La denuncia penal por cheques sin fondo que involucra a Juan Viaña reveló que su socio en LUBRINOR SRL también está en el centro de una compleja red de deudas. Facundo Lima Costaguta, titular de otra empresa, acumula rechazos de cheques por más de $50 millones y deudas incobrables que superan los $900 millones, según organismos oficiales.
La investigación, que comenzó el año pasado tras una denuncia penal y una entrevista pública del denunciante, mostró que el problema es más extenso de lo que se creía. No se limitaba a una sola empresa o persona.
Los registros oficiales identifican a Facundo Lima Costaguta como el dueño del 100% de las acciones de la empresa LIFA SAS. Esta firma es ahora foco de un escrutinio financiero y legal intenso.
¿Qué dicen los organismos de control?
Según datos de la Central de Cheques rechazados del Banco Central, LIFA SAS tiene cheques librados sin fondos por un monto que supera los $50.000.000. Esta cifra solo representa una parte de sus obligaciones incumplidas.
Además, la empresa arrastra deudas que han sido declaradas incobrables por varias entidades financieras. El total de estas deudas asciende a una suma abrumadora: más de $900.000.000.
La situación fiscal tampoco es favorable. La Agencia de Recaudación y Control Aduanero (ARCA), antes AFIP, ha procedido a librar oficios de embargo contra la empresa de Facundo Lima. Estas medidas se toman por impuestos que no fueron pagados y que involucran sumas millonarias.

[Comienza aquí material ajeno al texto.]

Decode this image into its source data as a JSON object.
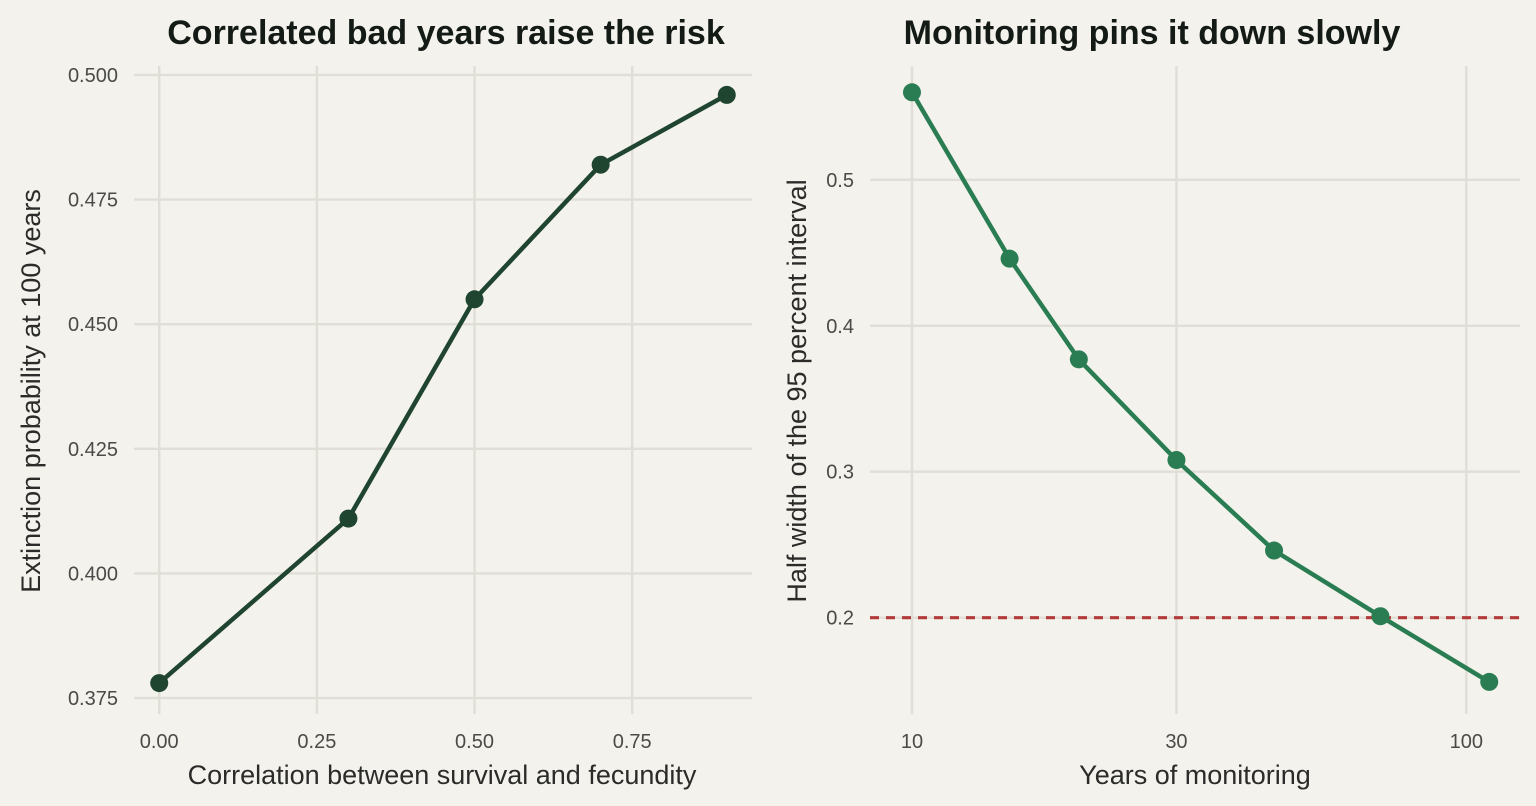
{
  "chart_data": [
    {
      "type": "line",
      "title": "Correlated bad years raise the risk",
      "xlabel": "Correlation between survival and fecundity",
      "ylabel": "Extinction probability at 100 years",
      "x_ticks": [
        "0.00",
        "0.25",
        "0.50",
        "0.75"
      ],
      "y_ticks": [
        "0.375",
        "0.400",
        "0.425",
        "0.450",
        "0.475",
        "0.500"
      ],
      "xlim": [
        -0.04,
        0.94
      ],
      "ylim": [
        0.3718,
        0.5018
      ],
      "grid": true,
      "color": "#1f4430",
      "series": [
        {
          "x": [
            0.0,
            0.3,
            0.5,
            0.7,
            0.9
          ],
          "y": [
            0.378,
            0.411,
            0.455,
            0.482,
            0.496
          ]
        }
      ]
    },
    {
      "type": "line",
      "title": "Monitoring pins it down slowly",
      "xlabel": "Years of monitoring",
      "ylabel": "Half width of the 95 percent interval",
      "x_scale": "log",
      "x_ticks": [
        "10",
        "30",
        "100"
      ],
      "y_ticks": [
        "0.2",
        "0.3",
        "0.4",
        "0.5"
      ],
      "xlim": [
        8.4,
        125
      ],
      "ylim": [
        0.134,
        0.578
      ],
      "grid": true,
      "color": "#2a7d52",
      "reference_line": {
        "y": 0.2,
        "style": "dashed",
        "color": "#b23a3a"
      },
      "series": [
        {
          "x": [
            10,
            15,
            20,
            30,
            45,
            70,
            110
          ],
          "y": [
            0.56,
            0.446,
            0.377,
            0.308,
            0.246,
            0.201,
            0.156
          ]
        }
      ]
    }
  ]
}
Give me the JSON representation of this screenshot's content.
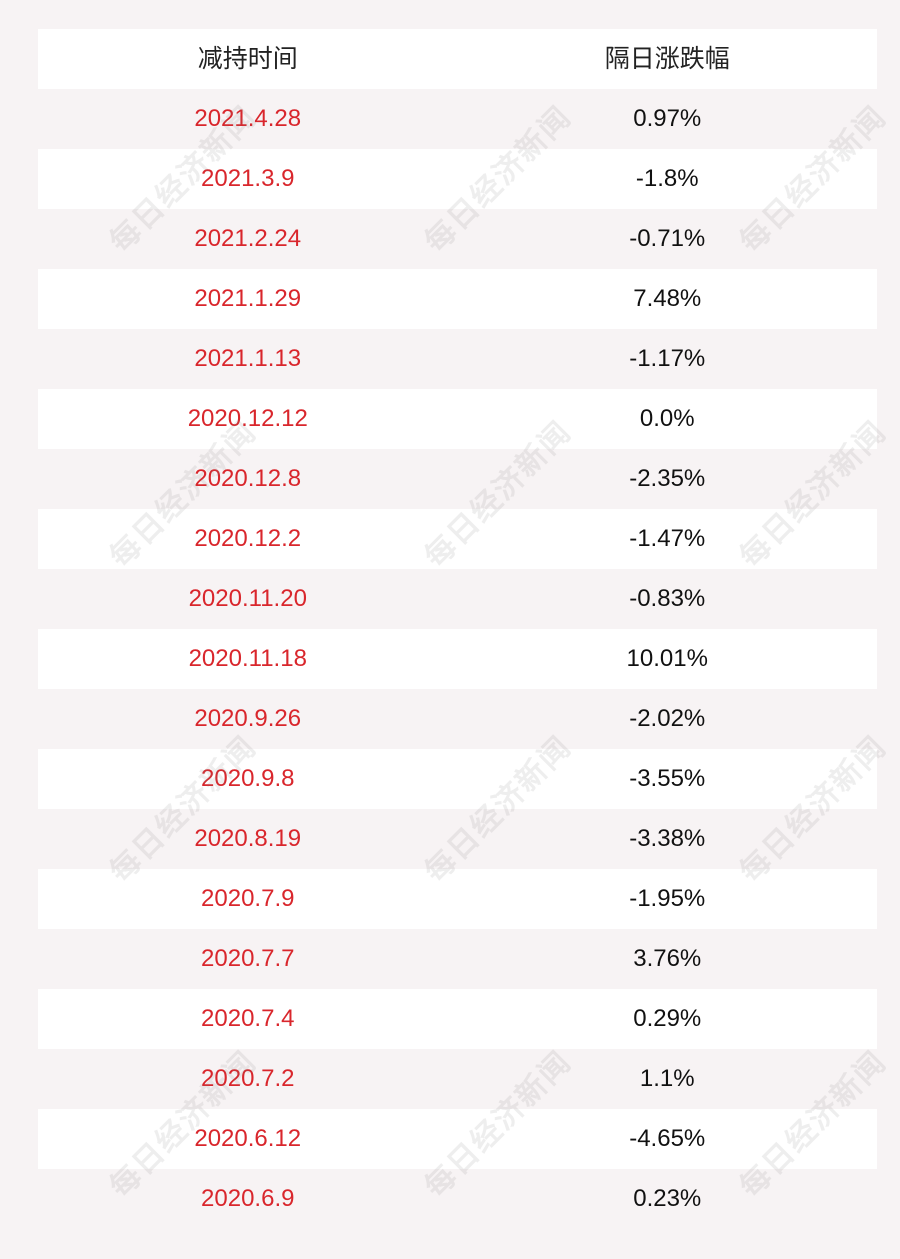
{
  "table": {
    "headers": {
      "date": "减持时间",
      "change": "隔日涨跌幅"
    },
    "rows": [
      {
        "date": "2021.4.28",
        "change": "0.97%"
      },
      {
        "date": "2021.3.9",
        "change": "-1.8%"
      },
      {
        "date": "2021.2.24",
        "change": "-0.71%"
      },
      {
        "date": "2021.1.29",
        "change": "7.48%"
      },
      {
        "date": "2021.1.13",
        "change": "-1.17%"
      },
      {
        "date": "2020.12.12",
        "change": "0.0%"
      },
      {
        "date": "2020.12.8",
        "change": "-2.35%"
      },
      {
        "date": "2020.12.2",
        "change": "-1.47%"
      },
      {
        "date": "2020.11.20",
        "change": "-0.83%"
      },
      {
        "date": "2020.11.18",
        "change": "10.01%"
      },
      {
        "date": "2020.9.26",
        "change": "-2.02%"
      },
      {
        "date": "2020.9.8",
        "change": "-3.55%"
      },
      {
        "date": "2020.8.19",
        "change": "-3.38%"
      },
      {
        "date": "2020.7.9",
        "change": "-1.95%"
      },
      {
        "date": "2020.7.7",
        "change": "3.76%"
      },
      {
        "date": "2020.7.4",
        "change": "0.29%"
      },
      {
        "date": "2020.7.2",
        "change": "1.1%"
      },
      {
        "date": "2020.6.12",
        "change": "-4.65%"
      },
      {
        "date": "2020.6.9",
        "change": "0.23%"
      }
    ]
  },
  "watermark": {
    "text": "每日经济新闻"
  },
  "colors": {
    "background": "#f7f3f4",
    "row_alt": "#ffffff",
    "date_text": "#d9262c",
    "value_text": "#111111"
  }
}
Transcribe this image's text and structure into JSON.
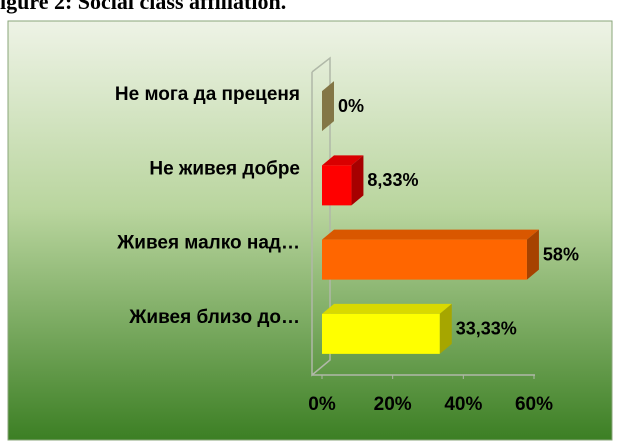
{
  "chart_data": {
    "type": "bar3d-horizontal",
    "title": "igure 2: Social class affiliation.",
    "categories": [
      "Не мога да преценя",
      "Не живея добре",
      "Живея малко над…",
      "Живея близо до…"
    ],
    "values": [
      0,
      8.33,
      58,
      33.33
    ],
    "value_labels": [
      "0%",
      "8,33%",
      "58%",
      "33,33%"
    ],
    "colors": [
      "#c9b66b",
      "#ff0000",
      "#ff6600",
      "#ffff00"
    ],
    "xlim": [
      0,
      60
    ],
    "xticks": [
      {
        "value": 0,
        "label": "0%"
      },
      {
        "value": 20,
        "label": "20%"
      },
      {
        "value": 40,
        "label": "40%"
      },
      {
        "value": 60,
        "label": "60%"
      }
    ]
  }
}
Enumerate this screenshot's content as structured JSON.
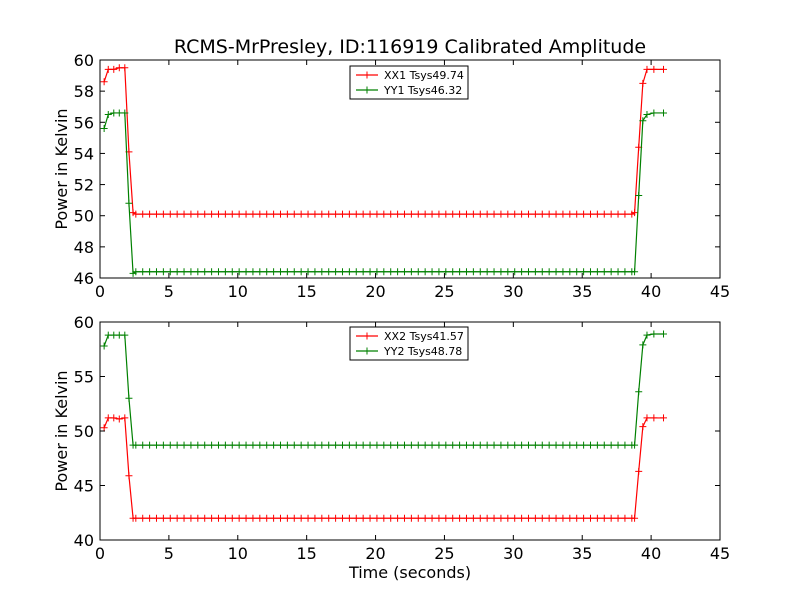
{
  "figure_title": "RCMS-MrPresley, ID:116919 Calibrated Amplitude",
  "colors": {
    "xx": "#ff0000",
    "yy": "#008000"
  },
  "chart_data": [
    {
      "type": "line",
      "title": "RCMS-MrPresley, ID:116919 Calibrated Amplitude",
      "xlabel": "",
      "ylabel": "Power in Kelvin",
      "xlim": [
        0,
        45
      ],
      "ylim": [
        46,
        60
      ],
      "xticks": [
        0,
        5,
        10,
        15,
        20,
        25,
        30,
        35,
        40,
        45
      ],
      "yticks": [
        46,
        48,
        50,
        52,
        54,
        56,
        58,
        60
      ],
      "grid": false,
      "legend": "top-center",
      "x": [
        0.3,
        0.6,
        1.0,
        1.4,
        1.8,
        2.1,
        2.4,
        38.8,
        39.1,
        39.4,
        39.7,
        40.2,
        40.9
      ],
      "plateau": {
        "x_start": 2.6,
        "x_end": 38.6,
        "step": 0.5
      },
      "series": [
        {
          "name": "XX1 Tsys49.74",
          "color": "#ff0000",
          "edge_values": [
            58.6,
            59.4,
            59.4,
            59.5,
            59.5,
            54.1,
            50.2,
            50.2,
            54.4,
            58.5,
            59.4,
            59.4,
            59.4
          ],
          "plateau_value": 50.1
        },
        {
          "name": "YY1 Tsys46.32",
          "color": "#008000",
          "edge_values": [
            55.6,
            56.5,
            56.6,
            56.6,
            56.6,
            50.8,
            46.3,
            46.4,
            51.3,
            56.1,
            56.5,
            56.6,
            56.6
          ],
          "plateau_value": 46.4
        }
      ]
    },
    {
      "type": "line",
      "title": "",
      "xlabel": "Time (seconds)",
      "ylabel": "Power in Kelvin",
      "xlim": [
        0,
        45
      ],
      "ylim": [
        40,
        60
      ],
      "xticks": [
        0,
        5,
        10,
        15,
        20,
        25,
        30,
        35,
        40,
        45
      ],
      "yticks": [
        40,
        45,
        50,
        55,
        60
      ],
      "grid": false,
      "legend": "top-center",
      "x": [
        0.3,
        0.6,
        1.0,
        1.4,
        1.8,
        2.1,
        2.4,
        38.8,
        39.1,
        39.4,
        39.7,
        40.2,
        40.9
      ],
      "plateau": {
        "x_start": 2.6,
        "x_end": 38.6,
        "step": 0.5
      },
      "series": [
        {
          "name": "XX2 Tsys41.57",
          "color": "#ff0000",
          "edge_values": [
            50.3,
            51.2,
            51.2,
            51.1,
            51.2,
            45.9,
            42.0,
            42.0,
            46.3,
            50.4,
            51.2,
            51.2,
            51.2
          ],
          "plateau_value": 42.0
        },
        {
          "name": "YY2 Tsys48.78",
          "color": "#008000",
          "edge_values": [
            57.8,
            58.8,
            58.8,
            58.8,
            58.8,
            53.0,
            48.7,
            48.7,
            53.6,
            57.9,
            58.8,
            58.9,
            58.9
          ],
          "plateau_value": 48.7
        }
      ]
    }
  ]
}
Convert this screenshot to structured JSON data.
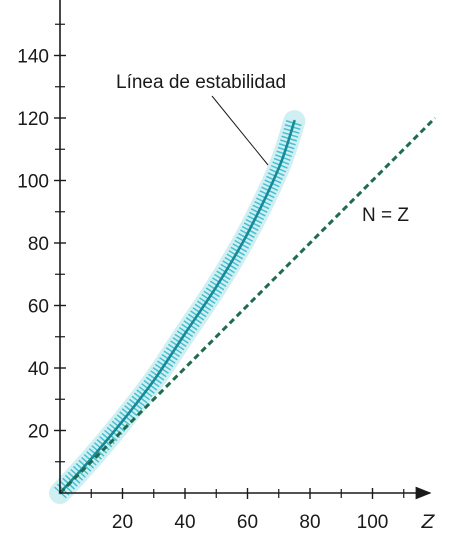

La estrategia detrás de las empresas
La investigación sugiere que existió una estrategia delictiva planificada. Esta se basó en la creación de múltiples sociedades comerciales con un objetivo claro: adquirir bienes, contraer deudas y luego eludir sistemáticamente su pago.
La red no se limitaba a LUBRINOR SRL y LIFA SAS. Los implicados también utilizaron otras firmas como BITERRA y VIAGROSAN para llevar a cabo estas maniobras, que se habrían extendido por varios años.
La magnitud del perjuicio a los acreedores está generando nuevas acciones legales. Se pudo saber que una gran cantidad de estos acreedores estarían formalizando denuncias penales durante esta misma semana.
Estas nuevas denuncias buscan judicializar lo que califican como “maniobras delictivas”, dando un nuevo impulso a un caso que parece destapar una trama económica cada vez más compleja y con más actores involucrados.